If this small sample reflects the tech industry as a whole, it’s clear that successful companies sell like hot cakes, often to US firms wanting to short circuit the research and development process and quickly expand their portfolios. In some ways this is good for those involved – but for every company such as those I’ve mentioned who get a good deal, there are others who can get their fingers burnt by selling too early on in the company’s growth cycle. And while exiting early may make sense on an individual basis, it does lead to this lack of UK-founded global champions.
So why are these tech company founders often reluctant to stay put and go on to conquer world markets? As I see it, behind all the stats and business talk, there’s a very human story. Simply they are weary of working every hour possible and the lifestyle challenges this presents.
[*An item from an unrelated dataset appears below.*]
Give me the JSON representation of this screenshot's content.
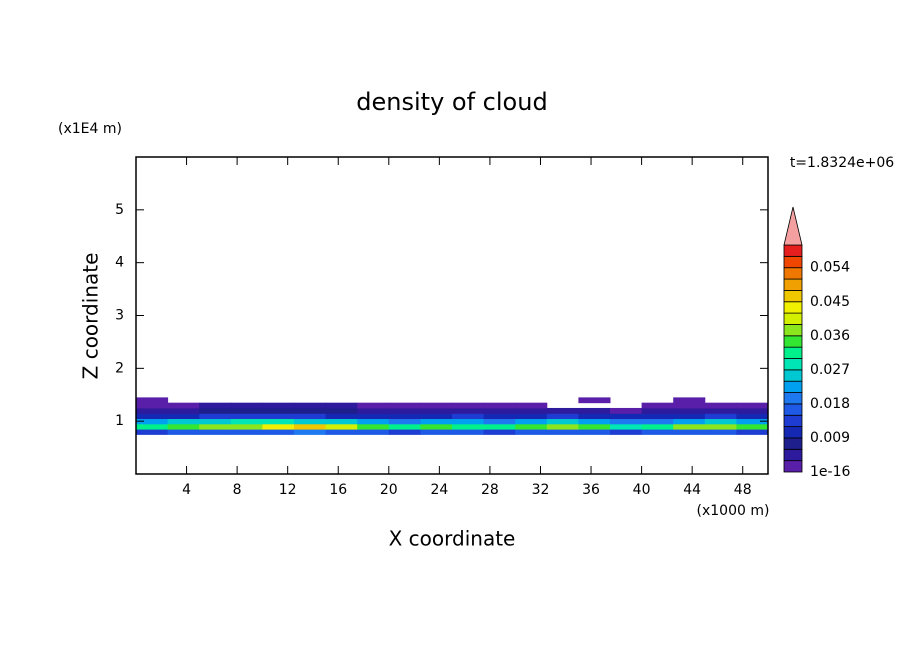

For most in this position, it’s not that they have had enough and want to give up. Growing a successful business takes vision, phenomenal stamina and a certain personality. Many get the bug and go through the whole process again, building another enterprise from scratch for a second or third time.
It’s just that there are mortgages and school fees to pay or other family demands to meet. Often their backers have kept them cash-starved, believing that complacency will kill any entrepreneurial drive. But after years of hard work, these founders are ready for some small rewards.
Long and daunting road
The way ahead probably looks daunting, especially with the need to secure further funding. As mentioned, the backers are not always forthcoming. The other alternative – stock market flotation via AIM-listing – could ease the pressure, but regulations and governance demands make the process expensive in itself.
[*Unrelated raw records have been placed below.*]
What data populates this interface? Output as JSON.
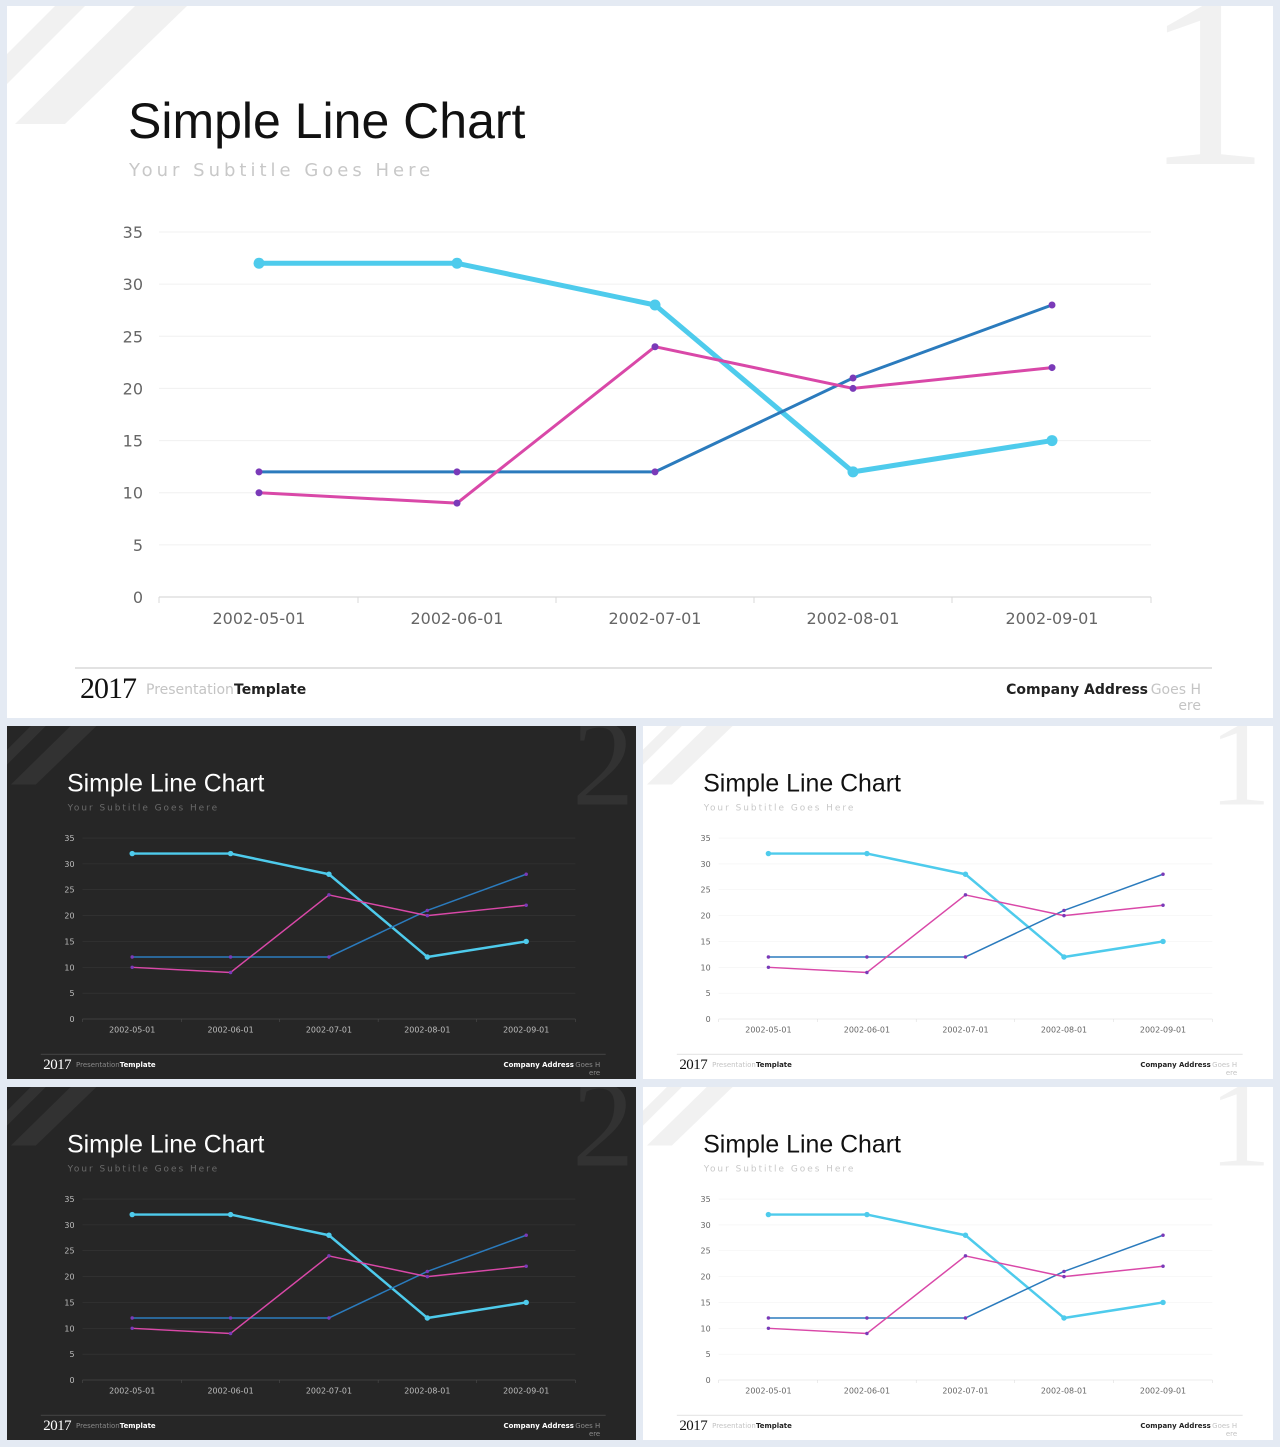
{
  "slides": [
    {
      "theme": "light",
      "num": "1"
    },
    {
      "theme": "dark",
      "num": "2"
    },
    {
      "theme": "light",
      "num": "1"
    },
    {
      "theme": "dark",
      "num": "2"
    },
    {
      "theme": "light",
      "num": "1"
    }
  ],
  "text": {
    "title": "Simple Line Chart",
    "subtitle": "Your Subtitle Goes Here",
    "year": "2017",
    "template_light": "Presentation",
    "template_bold": "Template",
    "address_bold": "Company Address",
    "address_light_1": "Goes H",
    "address_light_2": "ere"
  },
  "colors": {
    "series_cyan": "#4ecbec",
    "series_blue": "#2b7bbd",
    "series_magenta": "#d948a8",
    "marker_purple": "#7a3ab8",
    "dark_bg": "#262626",
    "light_bg": "#ffffff"
  },
  "chart_data": {
    "type": "line",
    "categories": [
      "2002-05-01",
      "2002-06-01",
      "2002-07-01",
      "2002-08-01",
      "2002-09-01"
    ],
    "series": [
      {
        "color": "#4ecbec",
        "values": [
          32,
          32,
          28,
          12,
          15
        ]
      },
      {
        "color": "#2b7bbd",
        "values": [
          12,
          12,
          12,
          21,
          28
        ]
      },
      {
        "color": "#d948a8",
        "values": [
          10,
          9,
          24,
          20,
          22
        ]
      }
    ],
    "y_ticks": [
      0,
      5,
      10,
      15,
      20,
      25,
      30,
      35
    ],
    "ylim": [
      0,
      35
    ],
    "xlabel": "",
    "ylabel": "",
    "grid": true,
    "legend": "none"
  }
}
Consequently, they sense a ceiling coming down on their ambitions and when they are first approached by a buyer, it’s all too easy to sell.
The tech sector is particularly susceptible as the internet, cloud and other advances have brought down the cost of setting up a business in the first place. As a result, many bright young entrepreneurs don’t need to have solid backing – but because of their lack of infrastructure and other baggage are able to outpace larger corporates in their innovation and development, making them highly attractive to buyers.
So what can be done to encourage these founders to stop bailing out too soon? Investors certainly have a role to play in this – those looking at supporting mid-tier companies should recognise the need for some liquidity at an earlier stage. Frankly there’s a difference between keeping an entrepreneur hungry and making them starve.
In her report, Couta has a list of recommendations to the government too. One of the most important moves, she says, would be to free up data so that stakeholders in the economy can identify ‘scale-ups’. She also lists leadership training and support and of course improving the finance available to prevent companies turning to the US or Asia. However, I would also ask the government to make it easier for businesses to raise funding through entering the public market, particularly through AIM – and to help make it easier to allow founders a partial exit at this stage, without them completely losing control.
The government should also review the rules of the Enterprise Investment Scheme (EIS) to ensure that business founders, including the founding financiers, are allowed to extract cash without disqualifying the business from the scheme’s tax benefits.
Couta claims that “a boost of just one per cent to our scale-up population should drive an additional 238,000 jobs and £38 billion to GVA within three years”. The Chancellor says that this government wants nothing less than to make the UK the technology centre of Europe. Creating global champions could do this – and create jobs that boost the economy at the same time.